协作学习，特别是在联邦学习中，通过使模型能够由一组人集体训练，同时保护参与者的数据隐私，已经彻底改变了这个行业。这样的网络通过只与全局模型共享本地更新来运行，从而防止了原始数据的直接暴露。然而，基于优化的梯度攻击等漏洞已经证明了从共享更新中重建原始数据的潜力，暴露了关键的隐私风险，并质疑这些框架的稳健性。在本文中，我们提出了一种隐私攻击称为进化梯度攻击隐私（E-GAP），它是对递归梯度攻击隐私（R-GAP）的改进。E-GAP集成了进化算法中的差分进化（DE）来优化重构梯度，与传统的依赖均方误差（MSE）的梯度下降方法不同。由于进化方法允许我们检查梯度权值的非唯一性，E-GAP不仅提高了重建效率，而且为权重共享网络中这些权值如何促进数据重建提供了更深刻的见解。本研究介绍了现有隐私攻击的进展，突出了联邦学习的固有漏洞，并阐明了在此类框架中重新评估隐私保护的迫切需要。E-GAP的实施可在https://github.com/yuvrajchaudhry/egap上公开获得。

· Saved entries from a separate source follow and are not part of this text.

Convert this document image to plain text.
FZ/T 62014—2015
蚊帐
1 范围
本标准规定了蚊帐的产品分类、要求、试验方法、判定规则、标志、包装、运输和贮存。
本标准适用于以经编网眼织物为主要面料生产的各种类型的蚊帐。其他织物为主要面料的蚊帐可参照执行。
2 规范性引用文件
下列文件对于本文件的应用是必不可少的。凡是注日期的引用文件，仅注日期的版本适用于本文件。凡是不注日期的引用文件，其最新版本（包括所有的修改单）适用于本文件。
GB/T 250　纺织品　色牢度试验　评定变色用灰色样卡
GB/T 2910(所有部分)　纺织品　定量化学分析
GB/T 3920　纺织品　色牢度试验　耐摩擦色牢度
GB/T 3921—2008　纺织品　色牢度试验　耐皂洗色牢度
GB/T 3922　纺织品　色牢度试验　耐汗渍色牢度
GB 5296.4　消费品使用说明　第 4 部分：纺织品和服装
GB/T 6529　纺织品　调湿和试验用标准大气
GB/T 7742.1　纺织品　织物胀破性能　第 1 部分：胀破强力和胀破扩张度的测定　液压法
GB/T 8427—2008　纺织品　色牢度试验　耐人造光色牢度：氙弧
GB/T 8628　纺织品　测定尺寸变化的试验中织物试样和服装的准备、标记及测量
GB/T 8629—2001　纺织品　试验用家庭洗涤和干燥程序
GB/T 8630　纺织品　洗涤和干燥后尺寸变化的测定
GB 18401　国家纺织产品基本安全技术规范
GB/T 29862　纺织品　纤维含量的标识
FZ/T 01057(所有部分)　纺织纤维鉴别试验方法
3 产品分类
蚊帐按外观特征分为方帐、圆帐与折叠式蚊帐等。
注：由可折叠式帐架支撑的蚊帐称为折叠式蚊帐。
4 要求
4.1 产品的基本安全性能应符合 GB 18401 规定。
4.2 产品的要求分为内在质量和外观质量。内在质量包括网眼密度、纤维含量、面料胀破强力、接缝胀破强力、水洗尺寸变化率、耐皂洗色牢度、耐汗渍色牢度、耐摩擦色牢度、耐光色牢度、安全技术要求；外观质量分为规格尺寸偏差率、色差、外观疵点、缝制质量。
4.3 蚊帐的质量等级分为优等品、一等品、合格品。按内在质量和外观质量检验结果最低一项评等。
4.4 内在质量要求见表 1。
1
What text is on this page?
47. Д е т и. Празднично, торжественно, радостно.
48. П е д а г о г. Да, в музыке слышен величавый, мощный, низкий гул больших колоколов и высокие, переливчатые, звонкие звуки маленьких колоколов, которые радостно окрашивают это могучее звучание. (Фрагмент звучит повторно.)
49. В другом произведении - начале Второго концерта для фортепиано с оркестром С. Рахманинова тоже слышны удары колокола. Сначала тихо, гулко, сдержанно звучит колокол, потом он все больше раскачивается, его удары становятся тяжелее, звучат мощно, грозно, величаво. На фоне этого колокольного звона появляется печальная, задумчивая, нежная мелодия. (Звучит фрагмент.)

本文章由计算机程序翻译，如有差异，请以英文原文为准。

求助全文

约1分钟内获得全文求助全文

来源期刊

Computers & Electrical Engineering 工程技术-工程：电子与电气

CiteScore

9.20

自引率

7.00%

发文量

661

审稿时长

47 days

期刊介绍： The impact of computers has nowhere been more revolutionary than in electrical engineering. The design, analysis, and operation of electrical and electronic systems are now dominated by computers, a transformation that has been motivated by the natural ease of interface between computers and electrical systems, and the promise of spectacular improvements in speed and efficiency. Published since 1973, Computers & Electrical Engineering provides rapid publication of topical research into the integration of computer technology and computational techniques with electrical and electronic systems. The journal publishes papers featuring novel implementations of computers and computational techniques in areas like signal and image processing, high-performance computing, parallel processing, and communications. Special attention will be paid to papers describing innovative architectures, algorithms, and software tools.